Sıradan bir Amerikalı kızın birdenbire bir prenses ve küçük bir Avrupa ülkesinin tahtının varisi haline gelmesiyle tetiklenen bir dizi mizahi hikaye ve deneyimi anlatıyor. Julie Andrews ve Anne Hathaway'in başrollerini paylaştığı, Gary Marshall'ın yönettiği Amerikan Disney filmleri tarafından üretilmiştir.
Klasik Alıntılar: Prenses olmak için bir prenses olduğuna inanmalısın. Hayal ettiğin prenses gibi davranmalısın. Buna ek olarak, ileri görüşlü olmanız, acele etmeyin ve ömür boyu gülümsemeniz gerekir. (Şahsen bu pasajı çok beğendim)
"Jane Austen Olmak"
Julian Gerrard'ın yönettiği ve Anne Hathaway, James McAvoy, Julie Waters ve Maggie Smith'in birlikte rol aldığı romantik bir film "Becoming Jane Austen".
Film, 20 yaşındaki Austin'in 1796'da Tom Lefroy ile tanıştığını ve bu zeki ve kurnaz genç İrlandalı avukata ilk görüşte aşık olduğunu anlatır. Ancak Austinin papaz ailesi, gelecekteki damadının mali güce sahip olacağını umuyordu ve Lefroy o zamanlar fakir bir çocuktu.
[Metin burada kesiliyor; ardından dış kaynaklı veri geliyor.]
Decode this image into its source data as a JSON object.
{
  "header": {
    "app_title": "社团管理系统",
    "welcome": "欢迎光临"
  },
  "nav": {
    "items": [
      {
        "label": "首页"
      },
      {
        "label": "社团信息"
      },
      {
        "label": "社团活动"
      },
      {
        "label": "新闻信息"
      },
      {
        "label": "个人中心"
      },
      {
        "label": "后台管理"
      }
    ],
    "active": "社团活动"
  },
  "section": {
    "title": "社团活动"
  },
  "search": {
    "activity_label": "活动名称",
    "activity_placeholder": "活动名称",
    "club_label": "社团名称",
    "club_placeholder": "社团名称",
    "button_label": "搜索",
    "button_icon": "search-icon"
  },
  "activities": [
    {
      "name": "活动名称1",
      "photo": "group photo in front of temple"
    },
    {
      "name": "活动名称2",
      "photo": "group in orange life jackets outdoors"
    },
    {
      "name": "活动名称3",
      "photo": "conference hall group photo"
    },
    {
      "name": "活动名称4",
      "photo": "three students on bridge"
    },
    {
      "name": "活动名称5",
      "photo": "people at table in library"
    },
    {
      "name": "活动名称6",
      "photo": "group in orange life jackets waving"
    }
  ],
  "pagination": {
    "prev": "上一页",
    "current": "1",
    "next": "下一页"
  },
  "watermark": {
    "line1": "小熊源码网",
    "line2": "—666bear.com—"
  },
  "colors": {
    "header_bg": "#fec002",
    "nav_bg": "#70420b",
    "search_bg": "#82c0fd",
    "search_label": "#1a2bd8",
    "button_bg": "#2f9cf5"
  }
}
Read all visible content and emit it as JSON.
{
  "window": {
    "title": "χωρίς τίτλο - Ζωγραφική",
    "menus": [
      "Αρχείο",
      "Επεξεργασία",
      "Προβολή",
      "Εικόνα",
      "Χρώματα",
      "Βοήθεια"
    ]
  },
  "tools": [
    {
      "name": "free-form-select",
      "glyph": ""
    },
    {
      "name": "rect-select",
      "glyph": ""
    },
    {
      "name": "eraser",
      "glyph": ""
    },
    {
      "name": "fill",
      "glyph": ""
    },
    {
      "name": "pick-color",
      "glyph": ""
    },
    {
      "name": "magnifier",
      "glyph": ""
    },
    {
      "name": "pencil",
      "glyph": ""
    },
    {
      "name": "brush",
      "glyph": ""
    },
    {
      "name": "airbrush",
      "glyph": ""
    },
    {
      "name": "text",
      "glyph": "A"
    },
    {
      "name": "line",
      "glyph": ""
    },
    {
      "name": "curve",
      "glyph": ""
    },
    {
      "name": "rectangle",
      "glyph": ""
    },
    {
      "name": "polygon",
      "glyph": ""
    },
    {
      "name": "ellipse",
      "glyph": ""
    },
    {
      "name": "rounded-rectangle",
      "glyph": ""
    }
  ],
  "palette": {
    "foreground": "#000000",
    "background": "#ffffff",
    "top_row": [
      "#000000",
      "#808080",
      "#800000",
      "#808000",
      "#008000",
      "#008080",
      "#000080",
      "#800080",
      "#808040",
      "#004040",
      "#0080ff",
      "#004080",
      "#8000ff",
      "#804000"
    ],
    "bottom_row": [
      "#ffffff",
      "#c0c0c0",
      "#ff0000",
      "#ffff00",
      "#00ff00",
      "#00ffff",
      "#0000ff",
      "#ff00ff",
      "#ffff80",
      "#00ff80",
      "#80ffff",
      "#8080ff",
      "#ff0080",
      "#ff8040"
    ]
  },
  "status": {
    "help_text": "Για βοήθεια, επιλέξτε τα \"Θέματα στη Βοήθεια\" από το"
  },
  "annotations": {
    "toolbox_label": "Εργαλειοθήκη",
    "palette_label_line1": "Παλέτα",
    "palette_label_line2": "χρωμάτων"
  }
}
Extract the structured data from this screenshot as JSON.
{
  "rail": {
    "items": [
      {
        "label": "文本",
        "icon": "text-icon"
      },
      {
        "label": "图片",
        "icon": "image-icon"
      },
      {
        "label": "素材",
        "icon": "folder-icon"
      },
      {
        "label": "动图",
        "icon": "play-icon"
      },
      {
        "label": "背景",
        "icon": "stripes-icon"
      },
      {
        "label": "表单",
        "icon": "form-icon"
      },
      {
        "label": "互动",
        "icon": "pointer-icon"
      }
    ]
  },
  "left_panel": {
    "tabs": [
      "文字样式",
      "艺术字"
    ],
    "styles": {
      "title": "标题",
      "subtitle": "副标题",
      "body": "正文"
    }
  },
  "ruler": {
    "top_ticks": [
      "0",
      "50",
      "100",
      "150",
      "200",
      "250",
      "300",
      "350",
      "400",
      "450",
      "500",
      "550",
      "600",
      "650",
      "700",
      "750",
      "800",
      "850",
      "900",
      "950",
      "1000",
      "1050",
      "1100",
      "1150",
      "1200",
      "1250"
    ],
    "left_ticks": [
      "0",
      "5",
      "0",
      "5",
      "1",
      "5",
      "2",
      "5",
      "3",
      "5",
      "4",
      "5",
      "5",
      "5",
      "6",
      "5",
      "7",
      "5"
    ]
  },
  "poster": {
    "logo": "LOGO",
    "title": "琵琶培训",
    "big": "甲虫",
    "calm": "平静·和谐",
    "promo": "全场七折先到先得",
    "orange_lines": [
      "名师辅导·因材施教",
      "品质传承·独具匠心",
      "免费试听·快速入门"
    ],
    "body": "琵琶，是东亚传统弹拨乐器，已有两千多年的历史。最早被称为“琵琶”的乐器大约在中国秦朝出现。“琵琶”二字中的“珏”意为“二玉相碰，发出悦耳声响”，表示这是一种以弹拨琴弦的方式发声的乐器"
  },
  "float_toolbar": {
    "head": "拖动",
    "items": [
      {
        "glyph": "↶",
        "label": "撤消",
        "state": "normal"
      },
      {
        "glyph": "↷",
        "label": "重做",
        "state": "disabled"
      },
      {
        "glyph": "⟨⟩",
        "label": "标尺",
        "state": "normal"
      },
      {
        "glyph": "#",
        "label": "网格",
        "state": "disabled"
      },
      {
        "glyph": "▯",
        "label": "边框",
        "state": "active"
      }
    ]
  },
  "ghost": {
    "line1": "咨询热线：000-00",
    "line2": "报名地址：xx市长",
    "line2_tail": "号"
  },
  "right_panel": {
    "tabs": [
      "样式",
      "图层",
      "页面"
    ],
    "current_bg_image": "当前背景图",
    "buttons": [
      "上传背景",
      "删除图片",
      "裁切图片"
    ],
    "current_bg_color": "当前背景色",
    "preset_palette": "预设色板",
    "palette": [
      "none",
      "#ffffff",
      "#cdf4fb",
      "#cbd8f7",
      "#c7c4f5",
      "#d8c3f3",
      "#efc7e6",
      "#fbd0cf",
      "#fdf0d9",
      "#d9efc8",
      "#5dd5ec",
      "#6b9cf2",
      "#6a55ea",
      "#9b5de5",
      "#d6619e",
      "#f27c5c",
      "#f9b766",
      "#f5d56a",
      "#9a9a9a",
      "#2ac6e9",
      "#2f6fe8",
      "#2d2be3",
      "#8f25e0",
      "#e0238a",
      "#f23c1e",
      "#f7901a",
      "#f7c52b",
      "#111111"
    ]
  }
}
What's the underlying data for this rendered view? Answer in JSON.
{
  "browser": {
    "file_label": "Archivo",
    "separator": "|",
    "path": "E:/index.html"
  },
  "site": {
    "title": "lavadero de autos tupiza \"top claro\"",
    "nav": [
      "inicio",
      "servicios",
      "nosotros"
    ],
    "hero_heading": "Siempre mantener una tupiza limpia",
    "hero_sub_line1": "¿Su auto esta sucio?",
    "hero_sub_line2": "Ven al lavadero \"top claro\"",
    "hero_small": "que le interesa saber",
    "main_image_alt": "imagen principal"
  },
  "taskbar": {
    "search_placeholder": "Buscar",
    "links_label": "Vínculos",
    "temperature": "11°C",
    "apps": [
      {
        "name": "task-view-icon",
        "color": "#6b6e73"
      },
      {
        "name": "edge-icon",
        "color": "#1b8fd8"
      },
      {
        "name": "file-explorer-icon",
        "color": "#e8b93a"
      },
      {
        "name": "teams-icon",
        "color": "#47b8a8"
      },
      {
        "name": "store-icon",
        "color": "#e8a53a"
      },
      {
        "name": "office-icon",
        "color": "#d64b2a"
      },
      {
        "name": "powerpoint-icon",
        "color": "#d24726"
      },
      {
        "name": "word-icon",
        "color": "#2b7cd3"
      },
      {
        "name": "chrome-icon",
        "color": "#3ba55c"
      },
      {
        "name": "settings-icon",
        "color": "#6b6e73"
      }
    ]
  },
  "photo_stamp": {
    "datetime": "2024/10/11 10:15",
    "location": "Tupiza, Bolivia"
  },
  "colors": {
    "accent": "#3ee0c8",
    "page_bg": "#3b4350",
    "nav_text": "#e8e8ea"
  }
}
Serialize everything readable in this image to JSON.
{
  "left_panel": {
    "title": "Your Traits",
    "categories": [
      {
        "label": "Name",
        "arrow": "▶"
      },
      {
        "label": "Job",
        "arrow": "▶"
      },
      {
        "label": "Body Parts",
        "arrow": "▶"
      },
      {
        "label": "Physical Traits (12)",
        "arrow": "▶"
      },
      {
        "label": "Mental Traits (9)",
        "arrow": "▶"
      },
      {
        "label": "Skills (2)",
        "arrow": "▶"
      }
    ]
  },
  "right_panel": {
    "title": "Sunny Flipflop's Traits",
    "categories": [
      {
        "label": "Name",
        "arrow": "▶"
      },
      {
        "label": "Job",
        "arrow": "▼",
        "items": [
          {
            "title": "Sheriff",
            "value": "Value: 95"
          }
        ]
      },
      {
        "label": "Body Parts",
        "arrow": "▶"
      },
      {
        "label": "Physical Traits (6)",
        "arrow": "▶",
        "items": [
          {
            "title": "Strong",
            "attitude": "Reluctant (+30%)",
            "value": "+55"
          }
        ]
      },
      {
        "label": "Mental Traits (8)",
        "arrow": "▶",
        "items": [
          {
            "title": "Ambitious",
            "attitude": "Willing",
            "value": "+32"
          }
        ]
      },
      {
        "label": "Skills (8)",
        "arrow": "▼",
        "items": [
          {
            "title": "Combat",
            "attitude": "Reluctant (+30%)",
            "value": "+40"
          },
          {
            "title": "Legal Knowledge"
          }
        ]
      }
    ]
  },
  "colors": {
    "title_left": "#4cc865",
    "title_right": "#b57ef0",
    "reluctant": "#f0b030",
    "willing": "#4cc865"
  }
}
Altı çocuğu olan Le Froy ailesi de zengin aile ile evlenmekte ısrar etti, bu yüzden Le Froy'dan İrlanda'ya dönmesini istediler ve o zamandan beri ikisi birbirlerini hiç görmediler.
Klasik Alıntılar: 1. Kendinizi hiçbir şeyin, hatta dogmanın, hatta başkalarının gözlerinin, hatta sevginin önünde kaybetmeyin. 2. Yoksulluk dahil hiçbir şey ruhunuzu yok edemez.
Bu filmin bana verdiği en büyük duygu, bağımsızlığın insanları büyüttüğü ve deneyimin insanları olgunlaştırdığı.
"Lütfen beni isminizle arayın"
Andre Ecimon'un aynı adlı romanından uyarlanan film, İtalya'da 17 yaşındaki Ellio ile tanışan 24 yaşındaki Amerikalı bir doktora öğrencisi Oliver'ın ve ikisinin belirsiz bir ilişki geliştirmesinin hikayesini anlatıyor.
Son filmlerden en duygusal olanı, aslında Tiancha'nın güzelliğine yönelikti, ancak gerçekten iyi olduğu ortaya çıktı. Filmin sonunda babamın söylediği sözler, aynı cinsten veya karşı cinsten olan ilişkiye bakılmaksızın geçerlidir. Gençken hayatımızdaki her şeyi hissetmeyi öğrenmeli ve tıpkı pratik yapmak ve büyümek gibi gençken tüm duygularımızı kucaklamak zorundayız.